Appropriateness: The consultation asks whether MiCA should require CASPs to consider the appropriateness of certain services for their customers, especially retail clients.
Prudential regime: The Commission asks whether the prudential regime, which requires CASPs to hold regulatory capital, is appropriate to capture the risks associated with cryptoasset services.
Reporting: Currently, MiCA does not impose formal reporting obligations on CASPs. The consultation asks whether CASPs should regularly report on, for example, their holdings of cryptoassets, their exposures to crypto derivatives and information on counterparty risk.
ESG: MiCA requires cryptoasset white papers to contain information about the environmental impact of the relevant consensus mechanisms and CASPs to make this information available. The Commission asks whether this sustainability reporting is appropriate or could be improved.
Payments: The consultation asks whether changes to the EU’s payment services framework sufficiently clarify the interplay between that regime and MiCA.
Tokenised deposits: Deposits fall outside the scope of MiCA but the Commission invites feedback on any regulatory issues which constrain the development of tokenised deposits in the EU.
Tokenisation: While MiCA is fundamentally a regulatory framework, the consultation also raises private law considerations, including around tokenisation “ownership” models and whether a conflicts of law rule could address certain proprietary matters concerning cryptoassets.
DeFi: MiCA does not apply to fully decentralised cryptoasset services. The Commission does not suggest changing this approach but asks about the factors that should be considered when assessing the degree of decentralisation.
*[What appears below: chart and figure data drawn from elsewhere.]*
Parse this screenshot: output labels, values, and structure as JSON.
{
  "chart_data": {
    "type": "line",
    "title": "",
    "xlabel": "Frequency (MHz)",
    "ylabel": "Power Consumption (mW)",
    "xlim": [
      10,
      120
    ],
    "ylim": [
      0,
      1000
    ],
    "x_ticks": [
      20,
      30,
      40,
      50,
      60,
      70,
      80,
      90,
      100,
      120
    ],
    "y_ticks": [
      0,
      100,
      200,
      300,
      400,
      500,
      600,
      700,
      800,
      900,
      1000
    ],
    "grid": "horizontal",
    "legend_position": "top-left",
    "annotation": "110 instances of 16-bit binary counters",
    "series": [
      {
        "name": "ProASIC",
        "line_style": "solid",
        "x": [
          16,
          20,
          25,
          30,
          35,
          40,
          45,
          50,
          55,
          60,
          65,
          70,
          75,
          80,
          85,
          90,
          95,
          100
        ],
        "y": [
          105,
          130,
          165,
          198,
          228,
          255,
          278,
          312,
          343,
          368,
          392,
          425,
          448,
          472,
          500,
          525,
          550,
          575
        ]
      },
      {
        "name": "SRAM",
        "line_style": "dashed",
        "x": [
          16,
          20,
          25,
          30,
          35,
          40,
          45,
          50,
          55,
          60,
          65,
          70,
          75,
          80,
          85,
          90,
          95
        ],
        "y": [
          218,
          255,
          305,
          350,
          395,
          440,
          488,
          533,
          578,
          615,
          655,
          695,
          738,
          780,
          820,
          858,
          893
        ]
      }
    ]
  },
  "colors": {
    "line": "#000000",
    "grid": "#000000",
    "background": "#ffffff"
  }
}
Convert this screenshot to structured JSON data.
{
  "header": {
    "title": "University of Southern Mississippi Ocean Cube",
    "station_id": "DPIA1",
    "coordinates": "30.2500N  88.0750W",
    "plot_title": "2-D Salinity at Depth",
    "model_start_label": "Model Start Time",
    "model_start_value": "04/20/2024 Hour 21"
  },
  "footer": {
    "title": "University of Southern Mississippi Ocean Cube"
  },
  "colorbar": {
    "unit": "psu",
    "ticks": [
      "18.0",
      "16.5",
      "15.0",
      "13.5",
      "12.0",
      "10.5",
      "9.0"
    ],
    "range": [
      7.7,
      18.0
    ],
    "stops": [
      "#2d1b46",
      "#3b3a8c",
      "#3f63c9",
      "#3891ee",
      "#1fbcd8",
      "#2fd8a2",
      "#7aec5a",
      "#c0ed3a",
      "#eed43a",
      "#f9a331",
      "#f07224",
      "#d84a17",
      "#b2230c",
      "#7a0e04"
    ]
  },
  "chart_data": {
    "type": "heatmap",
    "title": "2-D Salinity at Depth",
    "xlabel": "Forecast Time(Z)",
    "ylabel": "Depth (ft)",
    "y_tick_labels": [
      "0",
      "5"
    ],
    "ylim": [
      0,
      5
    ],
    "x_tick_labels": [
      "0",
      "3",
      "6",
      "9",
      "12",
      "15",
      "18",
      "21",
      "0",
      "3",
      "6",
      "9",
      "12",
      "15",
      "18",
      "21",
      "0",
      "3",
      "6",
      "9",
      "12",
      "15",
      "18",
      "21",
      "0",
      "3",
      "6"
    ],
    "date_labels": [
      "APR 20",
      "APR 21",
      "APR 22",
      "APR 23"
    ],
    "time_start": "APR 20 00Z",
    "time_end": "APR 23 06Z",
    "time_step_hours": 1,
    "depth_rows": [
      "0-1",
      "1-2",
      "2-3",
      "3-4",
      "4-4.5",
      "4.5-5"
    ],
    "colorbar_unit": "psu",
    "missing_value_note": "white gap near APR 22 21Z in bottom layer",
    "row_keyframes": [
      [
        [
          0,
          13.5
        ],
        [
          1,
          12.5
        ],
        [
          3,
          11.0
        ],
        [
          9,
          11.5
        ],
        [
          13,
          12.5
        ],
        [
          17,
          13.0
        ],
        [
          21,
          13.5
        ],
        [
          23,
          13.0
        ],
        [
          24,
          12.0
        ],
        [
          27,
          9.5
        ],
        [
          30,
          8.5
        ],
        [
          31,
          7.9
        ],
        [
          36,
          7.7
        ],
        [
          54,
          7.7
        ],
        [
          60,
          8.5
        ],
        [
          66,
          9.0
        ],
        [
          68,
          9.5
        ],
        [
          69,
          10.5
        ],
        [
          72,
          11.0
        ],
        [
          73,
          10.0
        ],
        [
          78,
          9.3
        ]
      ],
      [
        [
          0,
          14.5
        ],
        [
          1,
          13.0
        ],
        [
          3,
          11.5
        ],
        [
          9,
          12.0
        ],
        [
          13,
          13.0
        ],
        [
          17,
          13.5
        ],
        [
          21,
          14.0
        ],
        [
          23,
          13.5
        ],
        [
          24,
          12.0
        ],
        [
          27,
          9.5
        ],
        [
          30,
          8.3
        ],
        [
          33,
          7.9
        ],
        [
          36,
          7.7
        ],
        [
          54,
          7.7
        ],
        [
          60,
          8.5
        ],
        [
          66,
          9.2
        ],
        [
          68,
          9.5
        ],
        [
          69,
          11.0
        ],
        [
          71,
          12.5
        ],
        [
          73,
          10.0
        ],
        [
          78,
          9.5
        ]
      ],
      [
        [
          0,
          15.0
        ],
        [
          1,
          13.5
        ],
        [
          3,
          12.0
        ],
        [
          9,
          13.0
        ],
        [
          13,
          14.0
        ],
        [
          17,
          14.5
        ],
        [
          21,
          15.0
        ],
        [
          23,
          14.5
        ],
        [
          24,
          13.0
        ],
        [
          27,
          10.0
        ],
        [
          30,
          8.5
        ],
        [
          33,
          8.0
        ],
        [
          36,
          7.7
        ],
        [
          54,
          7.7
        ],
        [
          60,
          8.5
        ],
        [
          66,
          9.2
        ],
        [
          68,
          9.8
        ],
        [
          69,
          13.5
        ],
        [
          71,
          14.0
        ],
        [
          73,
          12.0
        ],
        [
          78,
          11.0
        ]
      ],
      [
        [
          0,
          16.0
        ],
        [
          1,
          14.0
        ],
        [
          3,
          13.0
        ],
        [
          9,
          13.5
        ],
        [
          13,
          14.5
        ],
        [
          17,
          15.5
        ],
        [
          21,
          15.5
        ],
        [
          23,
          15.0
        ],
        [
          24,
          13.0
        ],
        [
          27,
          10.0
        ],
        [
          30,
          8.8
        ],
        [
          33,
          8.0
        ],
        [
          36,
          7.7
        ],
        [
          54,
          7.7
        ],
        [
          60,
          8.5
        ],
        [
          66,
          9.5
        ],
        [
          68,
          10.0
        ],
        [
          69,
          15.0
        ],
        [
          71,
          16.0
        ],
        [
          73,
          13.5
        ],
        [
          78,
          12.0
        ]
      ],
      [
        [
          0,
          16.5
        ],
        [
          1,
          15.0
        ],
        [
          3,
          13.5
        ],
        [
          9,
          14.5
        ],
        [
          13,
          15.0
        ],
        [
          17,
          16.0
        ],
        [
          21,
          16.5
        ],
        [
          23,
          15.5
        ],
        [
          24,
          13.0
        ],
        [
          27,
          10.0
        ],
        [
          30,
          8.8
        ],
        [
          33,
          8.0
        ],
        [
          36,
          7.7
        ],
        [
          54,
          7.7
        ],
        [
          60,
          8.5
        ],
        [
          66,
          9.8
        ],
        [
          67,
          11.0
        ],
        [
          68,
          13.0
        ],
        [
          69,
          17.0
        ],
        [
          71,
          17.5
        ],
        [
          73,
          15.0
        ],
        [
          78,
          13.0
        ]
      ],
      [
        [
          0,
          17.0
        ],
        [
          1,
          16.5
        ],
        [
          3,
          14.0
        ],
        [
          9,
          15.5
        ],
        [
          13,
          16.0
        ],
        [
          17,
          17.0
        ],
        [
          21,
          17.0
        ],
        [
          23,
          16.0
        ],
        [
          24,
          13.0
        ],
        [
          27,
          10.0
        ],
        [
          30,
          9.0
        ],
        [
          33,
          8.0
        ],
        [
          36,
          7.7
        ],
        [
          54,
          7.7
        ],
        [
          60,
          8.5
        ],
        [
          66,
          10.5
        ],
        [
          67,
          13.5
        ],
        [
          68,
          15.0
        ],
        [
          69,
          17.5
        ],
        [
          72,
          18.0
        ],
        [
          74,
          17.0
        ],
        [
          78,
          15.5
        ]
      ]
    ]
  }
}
The consultation also asks if MiCA should indirectly account for DeFi by, for example, requiring CASPs to conduct due diligence over DeFi protocols, make disclosures to their clients about DeFi risks, or take liability for incidents relating to DeFi applications, and whether certification schemes should be introduced for DeFi protocols and smart contracts.
Simplification: As part of the Commission’s simplification agenda, the consultation asks for examples of administrative simplification or burden reduction measures it could take forward.
Despite being labelled as a “targeted” consultation, the broad range of questions invites firms in the crypto and financial services industry to share their views on how MiCA should evolve across all aspects of the regime. This may include share lessons learned from other regulatory regimes that have emerged since MiCA was introduced, including the UK cryptoasset regime which will start to apply in October 2027.
Firms have just over three months to respond to the consultation which closes on 31 August 2026. Firms should particularly note the potential impact of changes to the scope of MiCA (e.g. the approach to DeFi, regulated services, and interplay with other regulatory regimes) and new rules which could have operational impacts (e.g. appropriateness tests, reporting requirements, and liability for DeFi).